Thursday, May 7, 2015

The Rubio-Lee Tax Plan

Jim Geraghty's daily must-read e-mail "Morning Jolt" discussed the Rubio tax plan a couple of days ago:

Under Rubio’s plan, the top rate drops from 39 percent to 35 percent . . . but it kicks in at $75,000 for individuals, and $150,000 for married couples. There are a decent number of individuals making $75,000 and married couples making $150,000 who will be surprised to learn that they’re in the top tax bracket in the United States. Rubio points out that there are various little steps people can take to reduce their taxable income below that threshold -- put money in a retirement account or health savings account, etc., and Rubio-Lee also includes a $2,500-per-child tax credit, which will do a lot for the parents in that higher category. (The other tax rate under Rubio-Lee? Fifteen percent. Right now, the 15 percent tax rate only applies to single filers making $9,225 to $37,450 and married couples making $18,450 to $74,900.)

If you’re a married couple with a combined taxable income of, say, $140,000, currently playing the 25 percent rate, the Rubio tax plan is terrific! Your rate is dropping to 15 percent! But if you’re a married couple with a combined taxable income of, say, $160,000, currently paying a 28 percent rate . . . Rubio-Lee’s 35 percent rate doesn’t look good at all!

Right... sort of. It's true that the hypothetical $160k earning family would have a higher marginal tax rate (35% vs 28%), but would they have a higher tax bill? Under the existing tax plan they pay $31,851.50. Under the Rubio plan they would pay $26,000, a savings of nearly $6,000. It's possible that such families would be OK with the compromise: a higher marginal rate in exchange for a pretty large overall cut and simpler calculations. The actual crossover point (where tax bills would be identical) occurs at $276,450 for married filing jointly. In this bracket the current tax rate is 33%, so the Rubio plan represents only a 2% hike.

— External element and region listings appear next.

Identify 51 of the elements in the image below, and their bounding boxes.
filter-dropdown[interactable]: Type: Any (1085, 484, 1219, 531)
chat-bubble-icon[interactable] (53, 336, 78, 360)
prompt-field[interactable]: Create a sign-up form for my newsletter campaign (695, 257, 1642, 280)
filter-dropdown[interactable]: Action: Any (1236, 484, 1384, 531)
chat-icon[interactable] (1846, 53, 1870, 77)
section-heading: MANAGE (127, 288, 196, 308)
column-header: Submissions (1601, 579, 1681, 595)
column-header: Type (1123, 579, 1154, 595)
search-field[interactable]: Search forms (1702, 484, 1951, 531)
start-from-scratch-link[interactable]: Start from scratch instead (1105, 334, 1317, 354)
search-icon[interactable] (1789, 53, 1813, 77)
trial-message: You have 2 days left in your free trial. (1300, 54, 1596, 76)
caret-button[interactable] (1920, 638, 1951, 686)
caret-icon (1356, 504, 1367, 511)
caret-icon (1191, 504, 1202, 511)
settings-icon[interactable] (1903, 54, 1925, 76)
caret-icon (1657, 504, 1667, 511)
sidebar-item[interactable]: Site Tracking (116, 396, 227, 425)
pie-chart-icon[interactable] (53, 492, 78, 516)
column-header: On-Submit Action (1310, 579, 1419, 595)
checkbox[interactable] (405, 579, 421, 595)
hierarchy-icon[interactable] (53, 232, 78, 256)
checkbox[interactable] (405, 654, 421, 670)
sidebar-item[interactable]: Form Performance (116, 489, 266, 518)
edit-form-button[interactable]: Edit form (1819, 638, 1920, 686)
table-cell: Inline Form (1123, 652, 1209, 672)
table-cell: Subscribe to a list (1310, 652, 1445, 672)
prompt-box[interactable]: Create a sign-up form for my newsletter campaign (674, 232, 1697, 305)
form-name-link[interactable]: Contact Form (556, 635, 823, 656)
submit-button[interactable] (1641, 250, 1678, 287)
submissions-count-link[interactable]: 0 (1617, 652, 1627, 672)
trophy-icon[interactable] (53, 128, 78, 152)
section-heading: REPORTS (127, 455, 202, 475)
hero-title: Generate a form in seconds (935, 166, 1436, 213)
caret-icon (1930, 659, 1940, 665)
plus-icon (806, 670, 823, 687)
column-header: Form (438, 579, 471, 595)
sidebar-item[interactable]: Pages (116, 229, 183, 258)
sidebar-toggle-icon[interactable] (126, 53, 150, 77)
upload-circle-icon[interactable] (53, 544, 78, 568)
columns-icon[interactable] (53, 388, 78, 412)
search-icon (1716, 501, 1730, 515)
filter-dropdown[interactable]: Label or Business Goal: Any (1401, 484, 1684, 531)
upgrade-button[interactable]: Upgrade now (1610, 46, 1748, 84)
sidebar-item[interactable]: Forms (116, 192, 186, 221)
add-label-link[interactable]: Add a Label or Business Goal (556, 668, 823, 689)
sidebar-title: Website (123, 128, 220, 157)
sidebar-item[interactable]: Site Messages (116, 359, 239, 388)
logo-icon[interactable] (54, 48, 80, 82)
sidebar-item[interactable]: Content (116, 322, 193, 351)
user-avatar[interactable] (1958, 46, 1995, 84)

What's also worth looking at is how tax bills change as income rises. This is, after all, the reason why we care about marginal tax rates: the higher your marginal tax rate, the argument goes, the less interested you as a taxpayer will be in increasing your income, since an ever-higher portion of your additional income goes to taxes. So consider Geraghty's hypothetical $140k-earning family. Under current law they will be paying $26,587.50; under Rubio-Lee they would pay $21,000. They are contemplating a change which would result in a $20k increase in income. How much do they get to keep? We already figured out their final tax bills, so this is easy: under current law they'd pay an extra $5,264, and under Rubio-Lee an extra $5,000. So even though their marginal tax rate is higher under Rubio-Lee, they'd still be better off when transitioning into the higher bracket.

If they contemplated another $20k increase, then we finally see the marginal rate taking effect: they'd pay an extra $5,600 under current law, but $7,000 under Rubio-Lee. However, as I noted before, they'd still be paying a lower overall bill under Rubio-Lee. Marginal rates are important, but so are overall bills.

So let's recap: Under Rubio-Lee, the top marginal rate is lowered. Actual tax bills are lowered in most cases (the most extra a married filing jointly filer would pay is $2,701 for earnings of $411,500: $111,324 under current law and $114,025 under Rubio-Lee). The marginal rate is increased as much as 7% for some filers, but for those filers their total tax bill is decreased, and marginal rates are decreased for the meaty part of the earnings bell curve (filers currently in the 25% bracket would be reduced to 15%). Nothing is perfect, but this plan seems to balance a number of factors pretty well.